In [8]:
import re
from nltk.corpus import stopwords
from nltk.stem.porter import PorterStemmer
from nltk.stem.wordnet import WordNetLemmatizer
import pandas as pd
from sklearn.feature_extraction.text import TfidfVectorizer, CountVectorizer
from sklearn.decomposition import NMF, LatentDirichletAllocation
from gensim import corpora, models

In [2]:
def print_top_words(model, feature_names, n_top_words):
    for topic_idx, topic in enumerate(model.components_):
        print("Topic #%d:" % topic_idx)
        print(" ".join([feature_names[i]
                        for i in topic.argsort()[:-n_top_words - 1:-1]]))
    print()

In [3]:
n_features = 1000
n_topics = 100
n_top_words = 20

In [4]:
def review_to_words( raw_review, stops ):
    # Function to convert a raw review to a string of words
    # The input is a single string (a raw movie review), and 
    # the output is a single string (a preprocessed movie review)
    #
    # 1. Remove HTML
    #review_text = BeautifulSoup(raw_review).get_text() 
    #
    # 2. Remove non-letters        
    letters_only = re.sub("[^a-zA-Z]", " ", raw_review) 
    #
    # 3. Convert to lower case, split into individual words
    words = letters_only.lower().split() 
    
    #stem words
    lemmatizer=WordNetLemmatizer()
    stemmedWords=[lemmatizer.lemmatize(word) for word in words]
    #
    # 4. In Python, searching a set is much faster than searching
    #   a list, so convert the stop words to a set
    #stops = set(stopwords.words("english"))                  
    # 
    # 5. Remove stop words
    meaningful_words = [w for w in stemmedWords if not w in stops]   
    #
    # 6. Join the words back into one string separated by space, 
    # and return the result.
    return( " ".join( meaningful_words ))

In [5]:
stops = set(stopwords.words("english"))

In [6]:
f=open("Data/comments.txt",'r')
train = f.readlines()
f.close()

In [9]:
clean_review = review_to_words( train[0],stops )
print clean_review

forced induction either standard option maybe nismo trim level


In [11]:
# Initialize an empty list to hold the clean reviews
clean_train_reviews = []

# Loop over each review; create an index i that goes from 0 to the length
# of the movie review list 
for i in train:
    # Call our function for each one, and add the result to the list of
    # clean reviews
    if len(i)>3:
        #print(i)
        clean_train_reviews.append( review_to_words( i,stops ) )

In [12]:
clean_train_reviews[1]

u'exterior look overall build quality vehicle handling breaking engine output'

In [13]:
# Initialize the "CountVectorizer" object, which is scikit-learn's
# bag of words tool.  
vectorizer = CountVectorizer(analyzer = "word", max_features = n_features) 

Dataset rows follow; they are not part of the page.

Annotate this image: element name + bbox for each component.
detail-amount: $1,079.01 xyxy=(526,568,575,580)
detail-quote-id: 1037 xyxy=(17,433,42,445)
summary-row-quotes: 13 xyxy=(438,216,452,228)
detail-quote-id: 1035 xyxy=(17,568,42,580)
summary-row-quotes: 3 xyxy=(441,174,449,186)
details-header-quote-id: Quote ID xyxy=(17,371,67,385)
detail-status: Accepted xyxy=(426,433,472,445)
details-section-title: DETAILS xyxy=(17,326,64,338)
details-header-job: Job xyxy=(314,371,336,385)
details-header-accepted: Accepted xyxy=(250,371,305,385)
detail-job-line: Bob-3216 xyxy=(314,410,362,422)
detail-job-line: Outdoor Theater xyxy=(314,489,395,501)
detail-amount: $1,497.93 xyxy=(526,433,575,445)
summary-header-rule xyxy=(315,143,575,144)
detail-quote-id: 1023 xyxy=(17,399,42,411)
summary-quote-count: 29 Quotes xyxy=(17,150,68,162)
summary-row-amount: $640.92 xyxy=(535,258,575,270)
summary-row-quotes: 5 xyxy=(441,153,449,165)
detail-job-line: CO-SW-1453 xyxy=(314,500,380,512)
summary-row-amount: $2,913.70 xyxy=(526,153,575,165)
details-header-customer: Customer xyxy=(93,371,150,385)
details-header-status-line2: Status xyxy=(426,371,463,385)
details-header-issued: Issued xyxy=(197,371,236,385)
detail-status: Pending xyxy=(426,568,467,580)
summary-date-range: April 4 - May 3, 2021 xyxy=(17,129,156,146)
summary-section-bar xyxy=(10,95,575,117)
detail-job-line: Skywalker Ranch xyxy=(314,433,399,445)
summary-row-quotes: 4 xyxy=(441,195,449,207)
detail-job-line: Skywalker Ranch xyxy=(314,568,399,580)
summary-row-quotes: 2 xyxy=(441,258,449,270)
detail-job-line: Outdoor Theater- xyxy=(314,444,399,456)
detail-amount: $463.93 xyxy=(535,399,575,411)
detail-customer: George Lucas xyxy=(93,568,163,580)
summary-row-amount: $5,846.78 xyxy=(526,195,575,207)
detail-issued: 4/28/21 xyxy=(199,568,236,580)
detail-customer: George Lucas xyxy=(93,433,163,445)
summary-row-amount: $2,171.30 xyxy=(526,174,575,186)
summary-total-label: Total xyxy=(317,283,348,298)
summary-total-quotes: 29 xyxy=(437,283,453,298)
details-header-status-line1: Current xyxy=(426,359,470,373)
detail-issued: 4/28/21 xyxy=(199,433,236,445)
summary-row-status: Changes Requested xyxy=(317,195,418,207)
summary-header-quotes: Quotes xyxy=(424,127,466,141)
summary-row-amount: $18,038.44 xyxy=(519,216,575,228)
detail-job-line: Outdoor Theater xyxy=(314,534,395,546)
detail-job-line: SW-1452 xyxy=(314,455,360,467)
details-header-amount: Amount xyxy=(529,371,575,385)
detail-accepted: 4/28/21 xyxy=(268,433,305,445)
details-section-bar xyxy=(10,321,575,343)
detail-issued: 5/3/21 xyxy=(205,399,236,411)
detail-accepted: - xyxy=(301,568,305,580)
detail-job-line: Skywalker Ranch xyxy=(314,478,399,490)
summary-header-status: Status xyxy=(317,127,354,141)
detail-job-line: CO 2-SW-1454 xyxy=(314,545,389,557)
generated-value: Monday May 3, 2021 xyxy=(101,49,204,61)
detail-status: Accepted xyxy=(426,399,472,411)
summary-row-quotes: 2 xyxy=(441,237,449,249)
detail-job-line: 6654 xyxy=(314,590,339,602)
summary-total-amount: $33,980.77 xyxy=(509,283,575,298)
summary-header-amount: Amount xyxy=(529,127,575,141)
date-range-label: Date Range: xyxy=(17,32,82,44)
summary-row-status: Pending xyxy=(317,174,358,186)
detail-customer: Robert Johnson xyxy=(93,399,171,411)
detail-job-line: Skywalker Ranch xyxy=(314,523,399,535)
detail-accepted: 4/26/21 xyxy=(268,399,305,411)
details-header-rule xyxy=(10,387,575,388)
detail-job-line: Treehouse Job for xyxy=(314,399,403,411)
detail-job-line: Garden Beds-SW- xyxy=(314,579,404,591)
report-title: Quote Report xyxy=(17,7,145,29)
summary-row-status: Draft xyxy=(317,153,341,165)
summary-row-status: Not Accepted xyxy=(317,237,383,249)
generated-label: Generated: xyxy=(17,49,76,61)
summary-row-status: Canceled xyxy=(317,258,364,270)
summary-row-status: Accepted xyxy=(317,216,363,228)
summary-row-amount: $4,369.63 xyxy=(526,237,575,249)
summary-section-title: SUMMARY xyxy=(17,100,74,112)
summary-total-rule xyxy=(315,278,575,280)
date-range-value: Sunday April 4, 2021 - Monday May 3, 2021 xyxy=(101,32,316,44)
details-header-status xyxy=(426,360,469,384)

# fit_transform() does two functions: First, it fits the model
# and learns the vocabulary; second, it transforms our training data
# into feature vectors. The input to fit_transform should be a list of 
# strings.
train_data_features = vectorizer.fit_transform(clean_train_reviews)

# Numpy arrays are easy to work with, so convert the result to an 
# array
#train_data_features = train_data_features.toarray()

In [15]:
#fit LDA model to data
lda = LatentDirichletAllocation(n_topics=n_topics, learning_method='online', learning_offset=50., random_state=0)

lda.fit(train_data_features)

print("\nTopics in LDA model:")
tf_feature_names = vectorizer.get_feature_names()
print_top_words(lda, tf_feature_names, n_top_words)


Topics in LDA model:
Topic #0:
seat front passenger doe different low heated head rest adjustment belt move setting adjust arm height forward middle sit reach
Topic #1:
zero flat front friendly friend free fourth four found forward ford foot fold fog floor fixed favorite fix fit first
Topic #2:
zero flat front friendly friend free fourth four found forward ford foot fold fog floor fixed favorite fix fit first
Topic #3:
door people awesome etc car someone quite lock parking hold away garage ask park scratch sharp unlock noticed opener often
Topic #4:
altima reliable far sentra car infiniti driven rd toyota impressed traded affordable question economical son armada currently titan owned nissan
Topic #5:
rogue value ever drove absolutely test gotten smoothness totally rough bmw changing mercedes car ride love look competitor lane drive
Topic #6:
zero flat front friendly friend free fourth four found forward ford foot fold fog floor fixed favorite fix fit first
Topic #7:
reliability muran

In [None]:
print(transformed_data[0])

In [None]:
%pylab inline

In [None]:
import matplotlib.pyplot as plt
plt.scatter(transformed_data[:,0],transformed_data[:,1])

In [None]:
print(transformed_data[:10,0])

In [None]:
type(transformed_data)